Is Your Dog Kind?

We humans tend to associate human emotions and motivations to everything from our pets to inanimate objects to corporate entities.  Yesterday I got into a very bizarre argument with someone on Facebook about a “Make America Kind Again” meme. My take on the meme was that it was an invitation to re-introduce more kindness into American culture. To work at making kindness a civic virtue. To be individually kind to each other as part of what it means to be an American. The other person’s take was a foreign policy one, and his stance was that America has been too kind already in its treatment of other countries.

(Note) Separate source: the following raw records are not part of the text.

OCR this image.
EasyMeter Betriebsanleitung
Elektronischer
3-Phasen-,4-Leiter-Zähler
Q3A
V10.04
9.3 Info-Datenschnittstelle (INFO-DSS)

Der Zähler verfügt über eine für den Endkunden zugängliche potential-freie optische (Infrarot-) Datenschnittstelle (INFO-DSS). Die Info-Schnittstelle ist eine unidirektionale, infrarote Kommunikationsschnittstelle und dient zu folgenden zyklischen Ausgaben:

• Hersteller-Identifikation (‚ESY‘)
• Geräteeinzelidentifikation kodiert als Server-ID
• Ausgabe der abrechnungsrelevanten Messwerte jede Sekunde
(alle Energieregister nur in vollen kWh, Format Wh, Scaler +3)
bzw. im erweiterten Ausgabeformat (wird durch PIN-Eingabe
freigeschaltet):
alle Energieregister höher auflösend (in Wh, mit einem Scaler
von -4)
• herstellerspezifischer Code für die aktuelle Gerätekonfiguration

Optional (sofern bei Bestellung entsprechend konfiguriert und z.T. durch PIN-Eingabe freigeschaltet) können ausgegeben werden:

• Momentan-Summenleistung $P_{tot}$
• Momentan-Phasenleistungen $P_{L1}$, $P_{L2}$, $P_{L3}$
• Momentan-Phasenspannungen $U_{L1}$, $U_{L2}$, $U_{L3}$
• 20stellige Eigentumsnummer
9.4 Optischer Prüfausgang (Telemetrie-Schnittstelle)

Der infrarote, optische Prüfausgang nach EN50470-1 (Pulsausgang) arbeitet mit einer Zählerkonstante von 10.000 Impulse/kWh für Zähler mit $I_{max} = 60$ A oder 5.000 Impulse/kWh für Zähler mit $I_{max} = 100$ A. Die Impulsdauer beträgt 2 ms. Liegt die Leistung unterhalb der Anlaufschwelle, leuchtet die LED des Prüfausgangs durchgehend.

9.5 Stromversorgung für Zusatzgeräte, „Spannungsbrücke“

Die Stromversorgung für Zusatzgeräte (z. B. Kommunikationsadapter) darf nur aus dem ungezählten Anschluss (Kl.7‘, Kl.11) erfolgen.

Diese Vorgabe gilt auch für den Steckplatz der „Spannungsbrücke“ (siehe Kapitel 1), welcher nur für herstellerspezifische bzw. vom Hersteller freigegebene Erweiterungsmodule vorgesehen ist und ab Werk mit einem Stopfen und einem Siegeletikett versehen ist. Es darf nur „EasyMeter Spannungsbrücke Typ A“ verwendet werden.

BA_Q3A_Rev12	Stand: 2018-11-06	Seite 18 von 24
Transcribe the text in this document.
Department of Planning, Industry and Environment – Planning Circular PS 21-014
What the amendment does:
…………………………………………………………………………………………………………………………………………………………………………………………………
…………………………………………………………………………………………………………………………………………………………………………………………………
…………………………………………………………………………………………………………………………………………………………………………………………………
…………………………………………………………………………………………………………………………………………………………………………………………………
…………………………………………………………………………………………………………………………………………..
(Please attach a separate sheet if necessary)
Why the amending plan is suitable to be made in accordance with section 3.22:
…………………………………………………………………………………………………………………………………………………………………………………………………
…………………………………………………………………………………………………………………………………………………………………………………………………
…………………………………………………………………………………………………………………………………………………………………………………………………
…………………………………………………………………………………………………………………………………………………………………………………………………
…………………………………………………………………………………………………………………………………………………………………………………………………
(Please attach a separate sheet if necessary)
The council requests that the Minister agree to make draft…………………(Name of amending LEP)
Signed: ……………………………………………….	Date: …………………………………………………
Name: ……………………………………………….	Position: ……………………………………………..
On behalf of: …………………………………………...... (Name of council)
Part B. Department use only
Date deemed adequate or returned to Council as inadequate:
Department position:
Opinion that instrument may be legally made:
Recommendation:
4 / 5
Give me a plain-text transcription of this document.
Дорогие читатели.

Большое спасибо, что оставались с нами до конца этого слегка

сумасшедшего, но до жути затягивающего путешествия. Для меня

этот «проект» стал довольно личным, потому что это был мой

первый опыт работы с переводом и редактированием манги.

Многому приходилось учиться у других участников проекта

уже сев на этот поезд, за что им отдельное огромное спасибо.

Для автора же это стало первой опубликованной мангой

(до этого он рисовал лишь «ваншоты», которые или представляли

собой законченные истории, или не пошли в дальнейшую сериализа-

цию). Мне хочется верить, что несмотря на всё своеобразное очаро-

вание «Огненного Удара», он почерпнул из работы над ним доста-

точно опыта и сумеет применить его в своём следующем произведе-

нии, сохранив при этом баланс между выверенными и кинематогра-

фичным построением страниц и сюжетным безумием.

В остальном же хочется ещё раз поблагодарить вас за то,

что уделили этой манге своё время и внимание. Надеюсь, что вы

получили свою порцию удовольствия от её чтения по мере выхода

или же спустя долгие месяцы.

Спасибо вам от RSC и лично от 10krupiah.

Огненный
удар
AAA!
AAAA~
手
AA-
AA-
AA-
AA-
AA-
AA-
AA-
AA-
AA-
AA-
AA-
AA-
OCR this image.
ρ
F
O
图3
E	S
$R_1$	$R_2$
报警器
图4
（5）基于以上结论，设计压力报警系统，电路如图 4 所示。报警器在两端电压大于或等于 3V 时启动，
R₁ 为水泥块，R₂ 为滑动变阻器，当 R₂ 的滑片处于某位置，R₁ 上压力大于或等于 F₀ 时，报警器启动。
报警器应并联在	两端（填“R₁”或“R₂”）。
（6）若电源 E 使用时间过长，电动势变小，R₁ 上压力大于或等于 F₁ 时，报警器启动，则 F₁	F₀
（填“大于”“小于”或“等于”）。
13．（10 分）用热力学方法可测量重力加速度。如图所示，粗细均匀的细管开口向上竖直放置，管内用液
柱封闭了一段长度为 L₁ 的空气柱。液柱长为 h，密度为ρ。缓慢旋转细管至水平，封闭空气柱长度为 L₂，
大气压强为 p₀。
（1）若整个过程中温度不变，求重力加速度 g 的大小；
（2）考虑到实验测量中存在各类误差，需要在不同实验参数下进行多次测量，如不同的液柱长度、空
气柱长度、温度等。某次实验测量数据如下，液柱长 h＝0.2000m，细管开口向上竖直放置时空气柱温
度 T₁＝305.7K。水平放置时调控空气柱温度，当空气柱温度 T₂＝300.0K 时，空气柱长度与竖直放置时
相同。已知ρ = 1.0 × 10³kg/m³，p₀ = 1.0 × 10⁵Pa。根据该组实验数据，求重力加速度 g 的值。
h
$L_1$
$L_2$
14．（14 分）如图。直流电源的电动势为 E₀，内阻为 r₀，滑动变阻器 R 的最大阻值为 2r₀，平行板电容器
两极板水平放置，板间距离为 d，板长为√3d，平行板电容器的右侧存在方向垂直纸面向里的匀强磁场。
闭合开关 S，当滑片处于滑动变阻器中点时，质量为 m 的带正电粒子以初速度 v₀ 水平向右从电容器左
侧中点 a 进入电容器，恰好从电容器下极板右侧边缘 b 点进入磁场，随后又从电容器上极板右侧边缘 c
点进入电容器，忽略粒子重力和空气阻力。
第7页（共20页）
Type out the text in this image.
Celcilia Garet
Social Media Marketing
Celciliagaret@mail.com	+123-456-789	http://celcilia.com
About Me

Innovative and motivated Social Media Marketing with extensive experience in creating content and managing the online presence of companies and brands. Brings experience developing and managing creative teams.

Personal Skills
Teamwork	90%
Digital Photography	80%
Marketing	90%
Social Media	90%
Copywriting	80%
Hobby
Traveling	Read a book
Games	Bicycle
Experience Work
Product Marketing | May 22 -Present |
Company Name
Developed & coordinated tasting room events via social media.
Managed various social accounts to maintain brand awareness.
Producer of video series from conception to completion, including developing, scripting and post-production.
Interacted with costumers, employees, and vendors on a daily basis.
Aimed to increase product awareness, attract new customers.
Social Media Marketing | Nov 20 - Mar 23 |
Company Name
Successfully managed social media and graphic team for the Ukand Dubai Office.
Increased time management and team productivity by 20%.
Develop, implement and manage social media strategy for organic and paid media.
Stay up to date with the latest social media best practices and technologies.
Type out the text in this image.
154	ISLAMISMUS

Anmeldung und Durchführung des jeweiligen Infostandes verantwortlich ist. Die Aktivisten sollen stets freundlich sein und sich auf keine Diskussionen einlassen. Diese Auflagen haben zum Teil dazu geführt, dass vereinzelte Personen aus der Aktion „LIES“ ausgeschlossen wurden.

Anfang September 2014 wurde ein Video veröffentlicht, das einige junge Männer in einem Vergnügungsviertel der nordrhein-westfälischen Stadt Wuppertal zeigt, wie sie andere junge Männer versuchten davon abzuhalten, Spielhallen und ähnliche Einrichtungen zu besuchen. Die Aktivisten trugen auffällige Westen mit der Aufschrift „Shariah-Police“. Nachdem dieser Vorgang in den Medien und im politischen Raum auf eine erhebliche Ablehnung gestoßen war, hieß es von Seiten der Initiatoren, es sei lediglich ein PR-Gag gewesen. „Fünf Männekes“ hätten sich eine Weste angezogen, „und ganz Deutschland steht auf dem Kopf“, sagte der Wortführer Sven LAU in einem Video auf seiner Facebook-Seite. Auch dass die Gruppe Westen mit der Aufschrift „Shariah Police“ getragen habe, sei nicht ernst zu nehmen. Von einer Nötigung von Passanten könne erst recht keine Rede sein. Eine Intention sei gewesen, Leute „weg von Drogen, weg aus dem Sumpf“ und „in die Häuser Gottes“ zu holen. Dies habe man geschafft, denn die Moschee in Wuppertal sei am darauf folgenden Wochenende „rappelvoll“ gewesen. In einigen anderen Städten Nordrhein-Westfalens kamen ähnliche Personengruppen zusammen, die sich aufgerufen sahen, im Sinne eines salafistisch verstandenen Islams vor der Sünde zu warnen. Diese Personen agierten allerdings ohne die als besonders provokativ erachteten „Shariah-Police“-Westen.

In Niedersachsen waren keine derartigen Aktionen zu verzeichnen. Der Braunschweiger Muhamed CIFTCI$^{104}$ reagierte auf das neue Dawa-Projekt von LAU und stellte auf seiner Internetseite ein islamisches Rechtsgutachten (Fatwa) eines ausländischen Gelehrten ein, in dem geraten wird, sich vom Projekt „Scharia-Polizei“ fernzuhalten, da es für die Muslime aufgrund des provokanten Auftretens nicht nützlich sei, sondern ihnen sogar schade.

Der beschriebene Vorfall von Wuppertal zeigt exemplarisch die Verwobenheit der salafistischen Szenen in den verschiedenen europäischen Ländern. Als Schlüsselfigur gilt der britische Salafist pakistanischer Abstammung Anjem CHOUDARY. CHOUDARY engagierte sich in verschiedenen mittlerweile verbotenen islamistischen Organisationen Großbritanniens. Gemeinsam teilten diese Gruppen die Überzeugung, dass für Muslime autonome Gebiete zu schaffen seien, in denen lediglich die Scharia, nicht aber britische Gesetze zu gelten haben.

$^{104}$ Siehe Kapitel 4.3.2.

I think this is crazy talk, though maybe not for what you might think of as the first line of reasoning. Sure, for every “kind” thing we think America might or might not have done, there’s probably an “unkind” example. But this line of thinking is entirely spurious. “America” (i.e. the United States of America) is a country, a “non physical juridical entity”, to quote Wikipedia.  As such, it does not have human emotions or motivations, even though it is led by the will of human beings. America the country’s actions are based mostly in utilitarianism. While the majority of us want our country to be a moral actor on the world stage, and follow just and rational laws, this is not synonymous with kindness.


Photo: detail from a photo by Krista Mangulsone, via Unsplash

Kindness is so relative. Can a country act with kindness? I return to contemplating my dog. Can my dog be kind, or am I simply anthropomorphizing the actions of a creature whose mental processes are opaque to me? I think that the answer is yes, my dog can be kind. There are many examples of dogs, cats, and non-domestic animals acting in generous, selfless ways towards humans and each other.

So what makes my dog capable of kindness, and a country not? I think the answer lies in sentience. My dog is a sentient being, and while his instincts and emotional states are not identical to a human’s, he’s part of the interconnected web of life in a way that an artificial entity like a country can never be. And yet that desire to act with collective kindness is very strong in a lot of us, as irrational as it is. We want our country to be kind, or at least be known for kindness.  Your country can’t be kind. It is outside its skillset. You can be kind however, in your country’s name. That individual action might be tiny, but millions of tiny individual actions can make a country of kindness.  I hope we’ll try my thesis out!

One thought on “Is Your Dog Kind?

  1. Interesting. I suppose technically concepts don’t have emotions though they certainly can provoke them. I would like collectively for US citizens to be known for our kindness in our dealings with our own people and the world. Sadly we aren’t even close to that.